I wrote an article on Friday noting Apple's positive prospects for 2007. Seeking Alpha reprinted the same article on Monday with a substantially more hypeful title, and that generated some very skeptical responses from the likes of Paul Thurrott and Digg members, claiming that they only believe Gartner and IDC market share numbers, not the ones I cited.

Having done similar sizings of markets when I was an analyst, I understand the skepticsm. Every sizing has some amount of bias and inaccuracy due to methodology and survey limitations (let me know if you want concrete examples; suffice it to say that no one has perfect data here. Want proof? Here's the first one: Gartner's and IDC's numbers never match). Further, both Gartner and IDC tend to revise their market share numbers a lot as new data comes in. Therefore, the real trick in getting a clear picture of where markets are going is in looking at lots of data from many sources and synthesizing them into a coherent whole, not focusing on a single source of data and claiming it is "the" number.

Along those lines this morning, I noticed that more data is supporting the pro-Apple view I noted in my article on Friday. One of the data sources is the US Department of Transportation, who has banned Windows Vista because of its incompatibilities with existing DOT applications. The article noted says they are considering both Apple Macs and Linux for new applications. Prudential Securities notes that it believes that the near-concurrent release of Apple's Leopard and Adobe's Creative Suite 3 will unleash a flood of pent up demand for Apple computers. Further, according to Google CEO Eric Schmidt, Google and Apple have "are working on many more projects together." (side note: if Apple and Google are collaborating, they have a combined cash horde of $24 billion to influence the market.

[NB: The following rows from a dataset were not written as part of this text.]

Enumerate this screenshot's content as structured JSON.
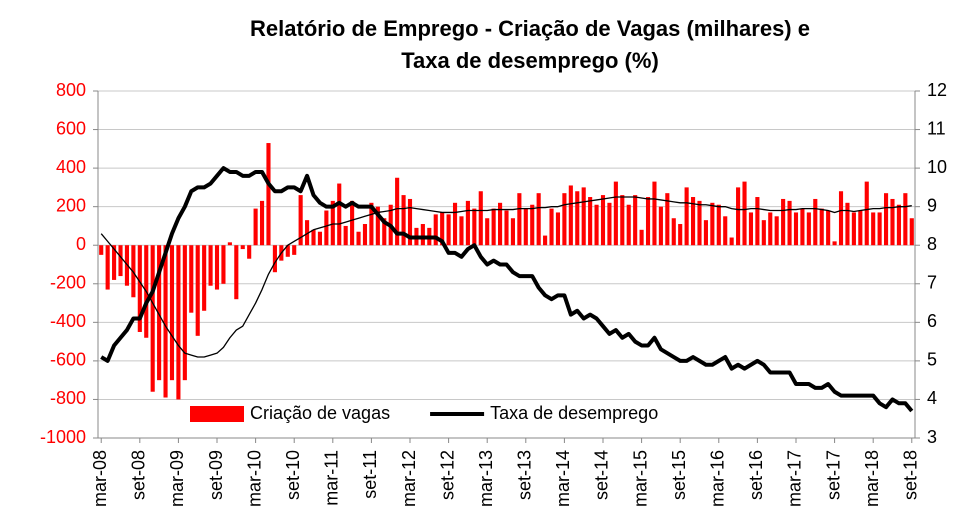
{
  "chart_data": {
    "type": "bar_line",
    "title": [
      "Relatório de Emprego - Criação de Vagas (milhares) e",
      "Taxa de desemprego (%)"
    ],
    "categories": [
      "mar-08",
      null,
      null,
      null,
      null,
      null,
      "set-08",
      null,
      null,
      null,
      null,
      null,
      "mar-09",
      null,
      null,
      null,
      null,
      null,
      "set-09",
      null,
      null,
      null,
      null,
      null,
      "mar-10",
      null,
      null,
      null,
      null,
      null,
      "set-10",
      null,
      null,
      null,
      null,
      null,
      "mar-11",
      null,
      null,
      null,
      null,
      null,
      "set-11",
      null,
      null,
      null,
      null,
      null,
      "mar-12",
      null,
      null,
      null,
      null,
      null,
      "set-12",
      null,
      null,
      null,
      null,
      null,
      "mar-13",
      null,
      null,
      null,
      null,
      null,
      "set-13",
      null,
      null,
      null,
      null,
      null,
      "mar-14",
      null,
      null,
      null,
      null,
      null,
      "set-14",
      null,
      null,
      null,
      null,
      null,
      "mar-15",
      null,
      null,
      null,
      null,
      null,
      "set-15",
      null,
      null,
      null,
      null,
      null,
      "mar-16",
      null,
      null,
      null,
      null,
      null,
      "set-16",
      null,
      null,
      null,
      null,
      null,
      "mar-17",
      null,
      null,
      null,
      null,
      null,
      "set-17",
      null,
      null,
      null,
      null,
      null,
      "mar-18",
      null,
      null,
      null,
      null,
      null,
      "set-18"
    ],
    "series": [
      {
        "name": "Criação de vagas",
        "type": "bar",
        "color": "#ff0000",
        "values": [
          -50,
          -230,
          -180,
          -160,
          -210,
          -270,
          -450,
          -480,
          -760,
          -700,
          -790,
          -700,
          -800,
          -700,
          -350,
          -470,
          -340,
          -210,
          -230,
          -200,
          15,
          -280,
          -20,
          -70,
          190,
          230,
          530,
          -140,
          -80,
          -60,
          -50,
          260,
          130,
          80,
          70,
          180,
          230,
          320,
          100,
          230,
          70,
          110,
          220,
          200,
          140,
          210,
          350,
          260,
          240,
          90,
          110,
          90,
          160,
          170,
          160,
          220,
          150,
          230,
          190,
          280,
          140,
          190,
          220,
          180,
          140,
          270,
          190,
          210,
          270,
          50,
          190,
          170,
          270,
          310,
          280,
          300,
          250,
          210,
          260,
          220,
          330,
          260,
          210,
          260,
          80,
          250,
          330,
          200,
          270,
          140,
          110,
          300,
          250,
          230,
          130,
          220,
          210,
          150,
          40,
          300,
          330,
          170,
          250,
          130,
          170,
          150,
          240,
          230,
          170,
          190,
          170,
          240,
          190,
          180,
          20,
          280,
          220,
          170,
          180,
          330,
          170,
          170,
          270,
          240,
          210,
          270,
          140
        ]
      },
      {
        "type": "line",
        "color": "#000000",
        "width": 1.3,
        "values": [
          60,
          20,
          -20,
          -60,
          -100,
          -140,
          -190,
          -240,
          -300,
          -360,
          -420,
          -470,
          -520,
          -560,
          -570,
          -580,
          -580,
          -570,
          -560,
          -530,
          -480,
          -440,
          -420,
          -360,
          -300,
          -230,
          -150,
          -90,
          -40,
          0,
          20,
          40,
          60,
          80,
          90,
          100,
          110,
          110,
          120,
          130,
          140,
          150,
          160,
          170,
          175,
          180,
          190,
          190,
          195,
          190,
          185,
          180,
          175,
          170,
          170,
          170,
          175,
          180,
          180,
          180,
          180,
          185,
          185,
          185,
          185,
          190,
          190,
          190,
          195,
          195,
          200,
          200,
          210,
          215,
          220,
          225,
          230,
          235,
          240,
          245,
          250,
          250,
          250,
          250,
          245,
          240,
          240,
          235,
          230,
          225,
          220,
          220,
          215,
          210,
          210,
          205,
          200,
          200,
          190,
          185,
          185,
          190,
          190,
          185,
          180,
          180,
          180,
          185,
          185,
          190,
          190,
          190,
          185,
          180,
          170,
          180,
          180,
          175,
          180,
          185,
          190,
          190,
          195,
          195,
          200,
          200,
          205
        ]
      },
      {
        "name": "Taxa de desemprego",
        "type": "line",
        "axis": "y2",
        "color": "#000000",
        "width": 4,
        "values": [
          5.1,
          5.0,
          5.4,
          5.6,
          5.8,
          6.1,
          6.1,
          6.5,
          6.8,
          7.3,
          7.8,
          8.3,
          8.7,
          9.0,
          9.4,
          9.5,
          9.5,
          9.6,
          9.8,
          10.0,
          9.9,
          9.9,
          9.8,
          9.8,
          9.9,
          9.9,
          9.6,
          9.4,
          9.4,
          9.5,
          9.5,
          9.4,
          9.8,
          9.3,
          9.1,
          9.0,
          9.0,
          9.1,
          9.0,
          9.1,
          9.0,
          9.0,
          9.0,
          8.8,
          8.6,
          8.5,
          8.3,
          8.3,
          8.2,
          8.2,
          8.2,
          8.2,
          8.2,
          8.1,
          7.8,
          7.8,
          7.7,
          7.9,
          8.0,
          7.7,
          7.5,
          7.6,
          7.5,
          7.5,
          7.3,
          7.2,
          7.2,
          7.2,
          6.9,
          6.7,
          6.6,
          6.7,
          6.7,
          6.2,
          6.3,
          6.1,
          6.2,
          6.1,
          5.9,
          5.7,
          5.8,
          5.6,
          5.7,
          5.5,
          5.4,
          5.4,
          5.6,
          5.3,
          5.2,
          5.1,
          5.0,
          5.0,
          5.1,
          5.0,
          4.9,
          4.9,
          5.0,
          5.1,
          4.8,
          4.9,
          4.8,
          4.9,
          5.0,
          4.9,
          4.7,
          4.7,
          4.7,
          4.7,
          4.4,
          4.4,
          4.4,
          4.3,
          4.3,
          4.4,
          4.2,
          4.1,
          4.1,
          4.1,
          4.1,
          4.1,
          4.1,
          3.9,
          3.8,
          4.0,
          3.9,
          3.9,
          3.7
        ]
      }
    ],
    "ylim": [
      -1000,
      800
    ],
    "yticks": [
      -1000,
      -800,
      -600,
      -400,
      -200,
      0,
      200,
      400,
      600,
      800
    ],
    "y2lim": [
      3,
      12
    ],
    "y2ticks": [
      3,
      4,
      5,
      6,
      7,
      8,
      9,
      10,
      11,
      12
    ],
    "grid": true,
    "legend": "bottom"
  }
}
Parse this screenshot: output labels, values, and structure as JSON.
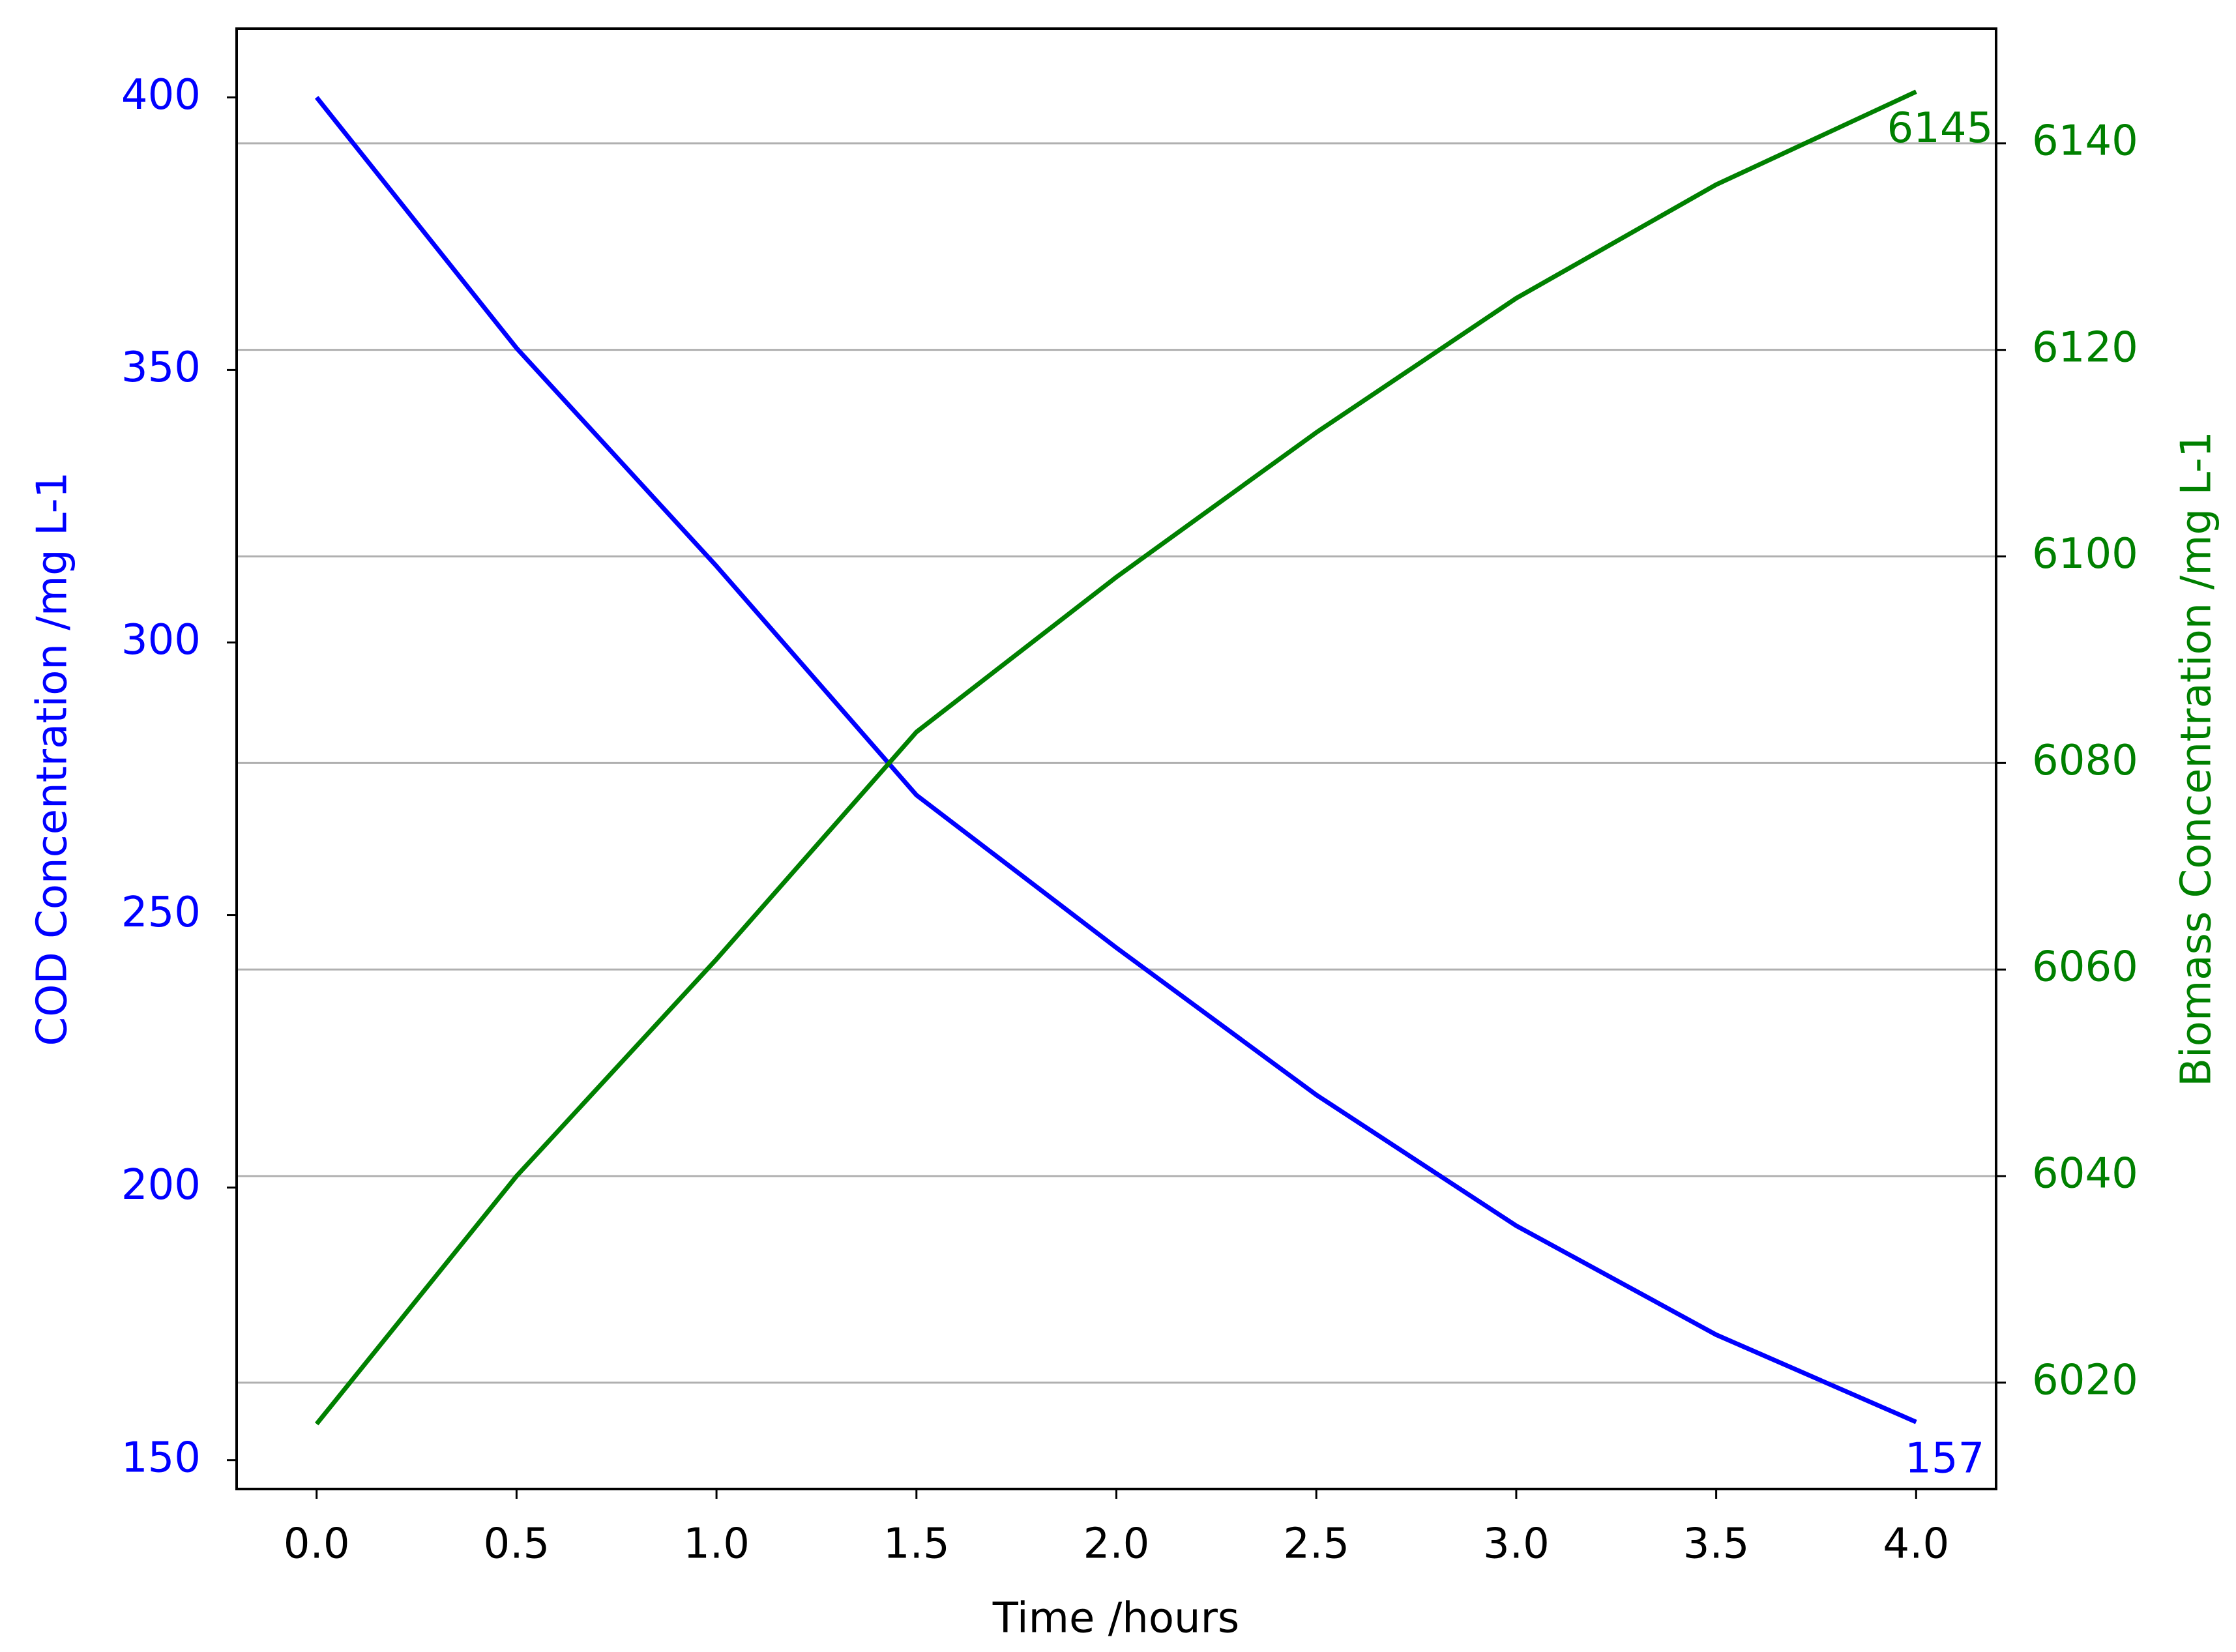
{
  "chart_data": {
    "type": "line",
    "x": [
      0,
      0.5,
      1,
      1.5,
      2,
      2.5,
      3,
      3.5,
      4
    ],
    "series": [
      {
        "name": "COD Concentration /mg L-1",
        "color": "#0000ff",
        "axis": "y",
        "values": [
          400,
          354,
          314,
          272,
          244,
          217,
          193,
          173,
          157
        ]
      },
      {
        "name": "Biomass Concentration /mg L-1",
        "color": "#008000",
        "axis": "y2",
        "values": [
          6016,
          6040,
          6061,
          6083,
          6098,
          6112,
          6125,
          6136,
          6145
        ]
      }
    ],
    "x_label": "Time /hours",
    "y_label": "COD Concentration /mg L-1",
    "y2_label": "Biomass Concentration /mg L-1",
    "annotations": [
      {
        "text": "6145",
        "series": 1
      },
      {
        "text": "157",
        "series": 0
      }
    ],
    "xlim": [
      -0.2,
      4.2
    ],
    "xticks": [
      {
        "value": 0,
        "label": "0.0"
      },
      {
        "value": 0.5,
        "label": "0.5"
      },
      {
        "value": 1,
        "label": "1.0"
      },
      {
        "value": 1.5,
        "label": "1.5"
      },
      {
        "value": 2,
        "label": "2.0"
      },
      {
        "value": 2.5,
        "label": "2.5"
      },
      {
        "value": 3,
        "label": "3.0"
      },
      {
        "value": 3.5,
        "label": "3.5"
      },
      {
        "value": 4,
        "label": "4.0"
      }
    ],
    "ylim": [
      144.7,
      412.6
    ],
    "yticks": [
      150,
      200,
      250,
      300,
      350,
      400
    ],
    "y2lim": [
      6009.7,
      6151.1
    ],
    "y2ticks": [
      6020,
      6040,
      6060,
      6080,
      6100,
      6120,
      6140
    ],
    "grid": "y2"
  }
}
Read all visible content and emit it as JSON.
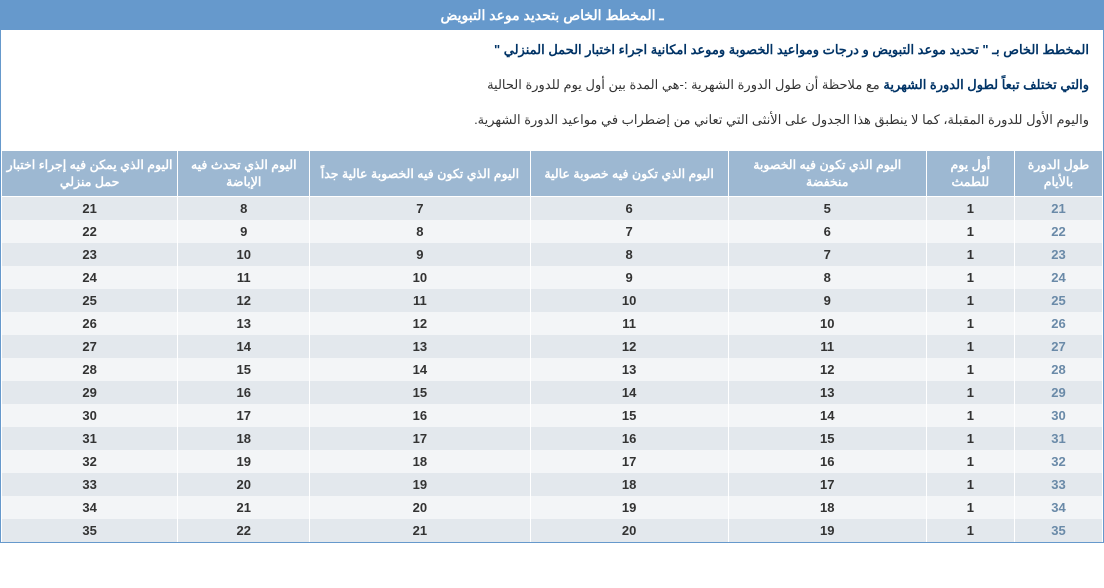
{
  "title": "ـ المخطط الخاص بتحديد موعد التبويض",
  "desc": {
    "p1_bold": "المخطط الخاص بـ \" تحديد موعد التبويض و درجات ومواعيد الخصوبة وموعد امكانية اجراء اختبار الحمل المنزلي \"",
    "p2_bold": "والتي تختلف تبعاً لطول الدورة الشهرية",
    "p2_plain": " مع ملاحظة أن طول الدورة الشهرية :-هي المدة بين أول يوم للدورة الحالية",
    "p3_plain": "واليوم الأول للدورة المقبلة، كما لا ينطبق هذا الجدول على الأنثى التي تعاني من إضطراب في مواعيد الدورة الشهرية."
  },
  "headers": [
    "طول الدورة بالأيام",
    "أول يوم للطمث",
    "اليوم الذي تكون فيه الخصوبة منخفضة",
    "اليوم الذي تكون فيه خصوبة عالية",
    "اليوم الذي تكون فيه الخصوبة عالية جداً",
    "اليوم الذي تحدث فيه الإباضة",
    "اليوم الذي يمكن فيه إجراء اختبار حمل منزلي"
  ],
  "rows": [
    [
      "21",
      "1",
      "5",
      "6",
      "7",
      "8",
      "21"
    ],
    [
      "22",
      "1",
      "6",
      "7",
      "8",
      "9",
      "22"
    ],
    [
      "23",
      "1",
      "7",
      "8",
      "9",
      "10",
      "23"
    ],
    [
      "24",
      "1",
      "8",
      "9",
      "10",
      "11",
      "24"
    ],
    [
      "25",
      "1",
      "9",
      "10",
      "11",
      "12",
      "25"
    ],
    [
      "26",
      "1",
      "10",
      "11",
      "12",
      "13",
      "26"
    ],
    [
      "27",
      "1",
      "11",
      "12",
      "13",
      "14",
      "27"
    ],
    [
      "28",
      "1",
      "12",
      "13",
      "14",
      "15",
      "28"
    ],
    [
      "29",
      "1",
      "13",
      "14",
      "15",
      "16",
      "29"
    ],
    [
      "30",
      "1",
      "14",
      "15",
      "16",
      "17",
      "30"
    ],
    [
      "31",
      "1",
      "15",
      "16",
      "17",
      "18",
      "31"
    ],
    [
      "32",
      "1",
      "16",
      "17",
      "18",
      "19",
      "32"
    ],
    [
      "33",
      "1",
      "17",
      "18",
      "19",
      "20",
      "33"
    ],
    [
      "34",
      "1",
      "18",
      "19",
      "20",
      "21",
      "34"
    ],
    [
      "35",
      "1",
      "19",
      "20",
      "21",
      "22",
      "35"
    ]
  ],
  "style": {
    "title_bg": "#6699cc",
    "title_color": "#ffffff",
    "header_bg": "#9db8d2",
    "header_color": "#ffffff",
    "row_odd_bg": "#e3e8ed",
    "row_even_bg": "#f3f5f7",
    "cycle_col_color": "#6a8aa8",
    "desc_bold_color": "#003366",
    "desc_plain_color": "#333333",
    "border_color": "#6699cc"
  }
}
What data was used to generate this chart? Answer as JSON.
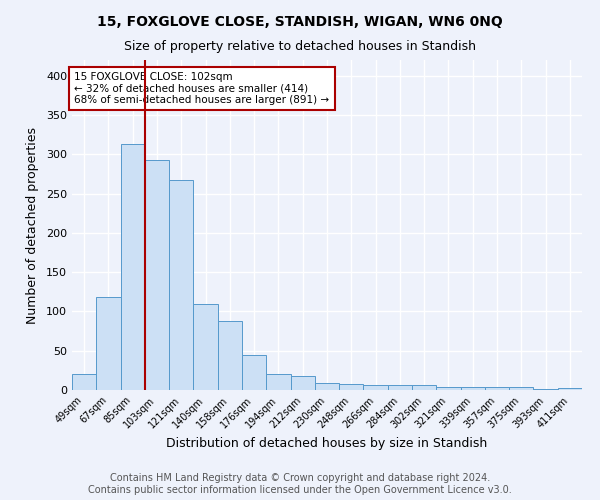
{
  "title": "15, FOXGLOVE CLOSE, STANDISH, WIGAN, WN6 0NQ",
  "subtitle": "Size of property relative to detached houses in Standish",
  "xlabel": "Distribution of detached houses by size in Standish",
  "ylabel": "Number of detached properties",
  "categories": [
    "49sqm",
    "67sqm",
    "85sqm",
    "103sqm",
    "121sqm",
    "140sqm",
    "158sqm",
    "176sqm",
    "194sqm",
    "212sqm",
    "230sqm",
    "248sqm",
    "266sqm",
    "284sqm",
    "302sqm",
    "321sqm",
    "339sqm",
    "357sqm",
    "375sqm",
    "393sqm",
    "411sqm"
  ],
  "values": [
    20,
    119,
    313,
    293,
    267,
    109,
    88,
    45,
    21,
    18,
    9,
    8,
    7,
    7,
    6,
    4,
    4,
    4,
    4,
    1,
    3
  ],
  "bar_color": "#cce0f5",
  "bar_edge_color": "#5599cc",
  "vline_x": 2.5,
  "vline_color": "#aa0000",
  "annotation_text": "15 FOXGLOVE CLOSE: 102sqm\n← 32% of detached houses are smaller (414)\n68% of semi-detached houses are larger (891) →",
  "annotation_box_color": "white",
  "annotation_box_edge": "#aa0000",
  "footer": "Contains HM Land Registry data © Crown copyright and database right 2024.\nContains public sector information licensed under the Open Government Licence v3.0.",
  "ylim": [
    0,
    420
  ],
  "bg_color": "#eef2fb",
  "grid_color": "#ffffff",
  "title_fontsize": 10,
  "subtitle_fontsize": 9,
  "footer_fontsize": 7
}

That's only half of Microsoft, but it's a force to think about). And finally, George Scriban, one of the Blackfriars blog readers notes that Apple will will likely exceed the 100 million iPod mark this month rather than next. That means that the iPod halo effect is a few million customers ahead of the schedule I cited in my article.

My overall point: the trick in being an analyst or a great marketer is seeing the obvious before anyone else does. That means sometimes taking chances on being later proven wrong. There's a ton of news saying that technology buying behaviors are changing, and many of those factors favor Apple. Those who see the change earlier than others have more opportunities to profit from the trend. Those that follow the herd will tend to get slaughtered. The big difference between the two strategies is whether people have the courage to believe their eyes.


UPDATE: Another data point this morning: Fortune Magazine just rated Apple the most innovative company, #2 in computers and #7 most admired company in the world.

UPDATE 2: Thank you to Paul Thurrott for his kind words today in response to this post, especially given our disagreements on what the data means. Gee, maybe this is the dawning of a new age.



Full disclosure: the author is long Apple shares at the time of writing.